According to CAQH, 90 percent of communications between payers and providers is still done by phone or fax, which really adds up considering that there are around 77 million prior authorizations done manually each year. Automation of this process could cut the cost of performing these transactions, with CAQH estimating that standards could results in a nearly $7 per transaction savings between payers and providers.
Tennant said part of the process of automating these communications depends on when CMS will release a standard for the mandated 278 transaction. CMS has promised these standards for some time, he said, but they have yet to be released. When they are, Tennant said the prior authorization process could be automated between providers and payers with data pulled from electronic health records.
“The future of prior authorization is real-time-prior authorization should be a discussion, not a transaction,” Tennant said. “If we can automate that discussion, it can really save time for physicians and improve patient care.”
One way technology may help speed along the prior authorization process is through the Fast Healthcare Interoperability Resources (FHIR), a draft standard for electronic health information exchange created by Health Level Seven International. Tennant says HL7 is working with a number of major stakeholders in healthcare to launch the DaVinci Project.
“They are using this new standard to move clinical data, and some of the use cases are administrative. One is prior authorization,” Tennant said. “They are going to be looking at it in a very different way than what we know.”

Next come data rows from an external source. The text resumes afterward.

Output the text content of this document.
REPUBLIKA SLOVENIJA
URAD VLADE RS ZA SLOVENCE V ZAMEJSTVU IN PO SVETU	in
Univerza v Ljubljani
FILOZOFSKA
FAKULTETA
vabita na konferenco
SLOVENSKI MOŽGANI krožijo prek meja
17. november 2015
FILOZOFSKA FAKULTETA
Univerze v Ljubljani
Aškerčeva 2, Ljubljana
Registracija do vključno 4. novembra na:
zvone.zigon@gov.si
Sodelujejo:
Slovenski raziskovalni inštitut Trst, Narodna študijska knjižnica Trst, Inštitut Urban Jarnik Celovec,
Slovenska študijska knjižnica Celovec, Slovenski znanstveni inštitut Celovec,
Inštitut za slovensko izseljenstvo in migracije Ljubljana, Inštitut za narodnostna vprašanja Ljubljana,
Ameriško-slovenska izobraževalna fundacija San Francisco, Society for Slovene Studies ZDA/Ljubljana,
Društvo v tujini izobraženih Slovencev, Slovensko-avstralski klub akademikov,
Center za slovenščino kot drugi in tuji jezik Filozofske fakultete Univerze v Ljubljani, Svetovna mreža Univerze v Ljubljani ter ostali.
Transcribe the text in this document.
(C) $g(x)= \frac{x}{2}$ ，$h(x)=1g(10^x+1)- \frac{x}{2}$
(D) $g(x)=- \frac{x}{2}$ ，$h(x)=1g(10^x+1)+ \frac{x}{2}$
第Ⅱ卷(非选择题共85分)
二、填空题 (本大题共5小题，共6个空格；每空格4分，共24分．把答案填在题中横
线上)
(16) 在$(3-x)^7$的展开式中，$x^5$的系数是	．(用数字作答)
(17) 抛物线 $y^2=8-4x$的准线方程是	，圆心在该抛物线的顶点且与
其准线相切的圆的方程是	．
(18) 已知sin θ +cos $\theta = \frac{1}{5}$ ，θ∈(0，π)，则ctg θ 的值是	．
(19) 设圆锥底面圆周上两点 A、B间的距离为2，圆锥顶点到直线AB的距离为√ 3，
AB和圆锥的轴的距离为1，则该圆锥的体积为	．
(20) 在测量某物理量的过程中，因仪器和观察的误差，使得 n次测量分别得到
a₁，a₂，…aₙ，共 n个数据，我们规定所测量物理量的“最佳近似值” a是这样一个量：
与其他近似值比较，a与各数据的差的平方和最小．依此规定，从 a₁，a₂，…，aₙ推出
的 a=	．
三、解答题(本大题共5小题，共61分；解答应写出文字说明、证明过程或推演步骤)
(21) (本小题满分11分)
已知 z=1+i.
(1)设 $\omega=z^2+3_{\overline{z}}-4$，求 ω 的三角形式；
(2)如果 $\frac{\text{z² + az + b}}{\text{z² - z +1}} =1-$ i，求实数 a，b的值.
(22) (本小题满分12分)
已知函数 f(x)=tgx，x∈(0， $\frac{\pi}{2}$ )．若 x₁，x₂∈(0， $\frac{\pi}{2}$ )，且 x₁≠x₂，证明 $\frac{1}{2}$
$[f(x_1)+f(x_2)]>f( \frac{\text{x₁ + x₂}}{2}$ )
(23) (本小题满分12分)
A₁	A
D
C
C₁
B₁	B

The Centers for Medicare and Medicaid Services (CMS) has taken the DaVinci effort using FHIR and created its own Document Requirement Lookup Service Initiative (DRLS), he said.
“We are going to create a new workflow for prior authorization,” Tennant said.
The process would work directly with electronic health records. Currently, when a provider orders an intervention, there is a long back-and-forth process, Tennant said. The new approach would involved an automatic trigger in the electronic health record when a physician places an order that would send a transaction to CMS to find out if prior authorization is required. The system would offer a clinical documentation template sent by CMS outlining what is needed to justify the ordered intervention and prove medical necessity.
“So there’s no more guessing about what information is necessary,” Tennant said. “The goal is really to get all payers to agree to and support this standard. This will be a game-changer. It could be real-time, if not near real-time.”